Allah dostları, halka hizmeti ve insanların yükünü çekmeyi peygamberlerin başta gelen sünnetlerinden görüyorlardı. Bu sünneti ihya etmek için sadece mallarını değil, canlarını bile veriyorlardı. Gerçekten de onlar, davet ve irşatlarında, mümin-kâfir bütün insanlığa bir aile gibi bakıp, bu ailenin bütün fertlerini muhatap almışlardır.

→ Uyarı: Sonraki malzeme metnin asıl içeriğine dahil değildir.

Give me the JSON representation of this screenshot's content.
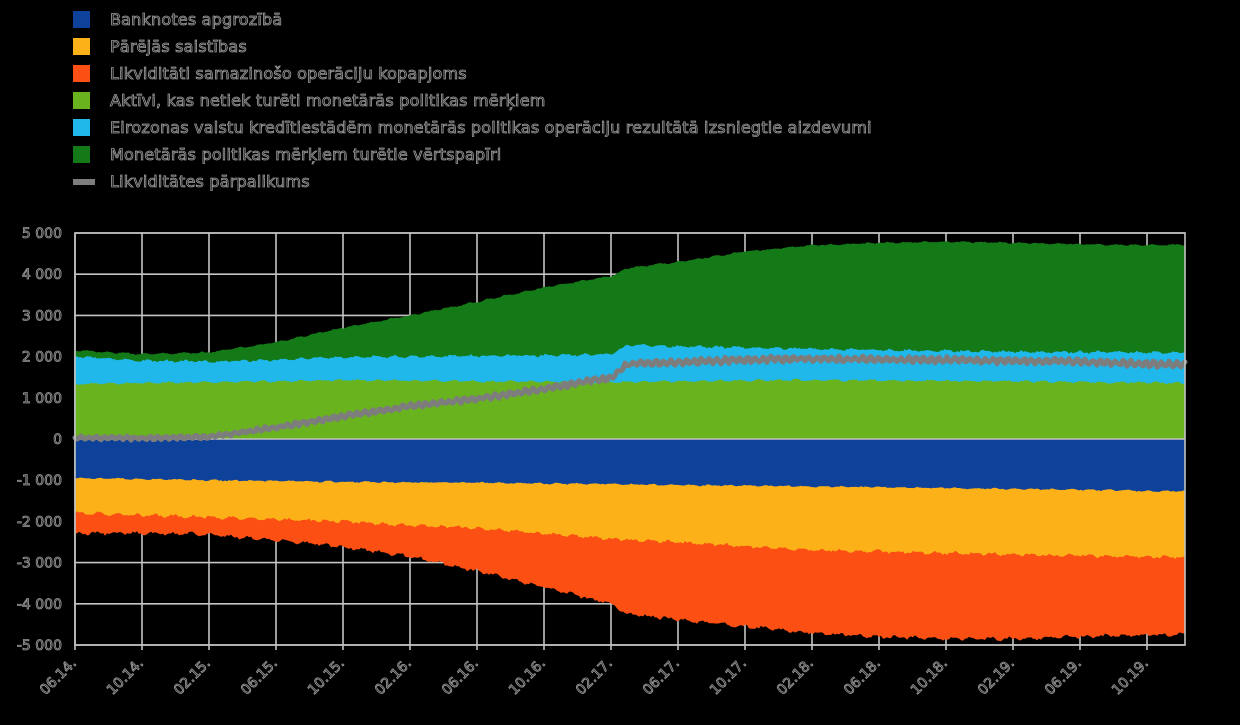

Herkese, şefkatle, ayrım yapmadan muamele etmişlerdir.
Çünkü onlar Rasûlullah (s.a.v.) Efendimiz’in ahlâkını temsil ediyorlardı. Efendimiz (s.a.v.)’in, bütün insanlara peygamber gönderildiği gibi, onun vârisi olan bu kâmil insanlar da bütün insanları muhatap alıyorlardı.
KUR’AN VE SÜNNET YOLUNU GÖSTERDİLER

Allah dostları, Allah’ın boyası ile boyanmış kimselerdir. Bu büyükler Yüce Allah’a nasıl dost olunacağını bir ömür boyu yaşantıları ile göstermişlerdir. Bu dostluklarını Kur’an ve Sünnet’e uyarak yapmışlardır. Kur’an ve Sünnet’e uymayan bütün söz, davranış, yaşayış ve halleri boş ve batıl görmüşlerdir. Bütün tasavvuf büyüklerinin bağlılarından istediği ilk şey, sağlam bir iman ve güzel bir tevbeden sonra, dini sünnete uygun yaşamalarıdır.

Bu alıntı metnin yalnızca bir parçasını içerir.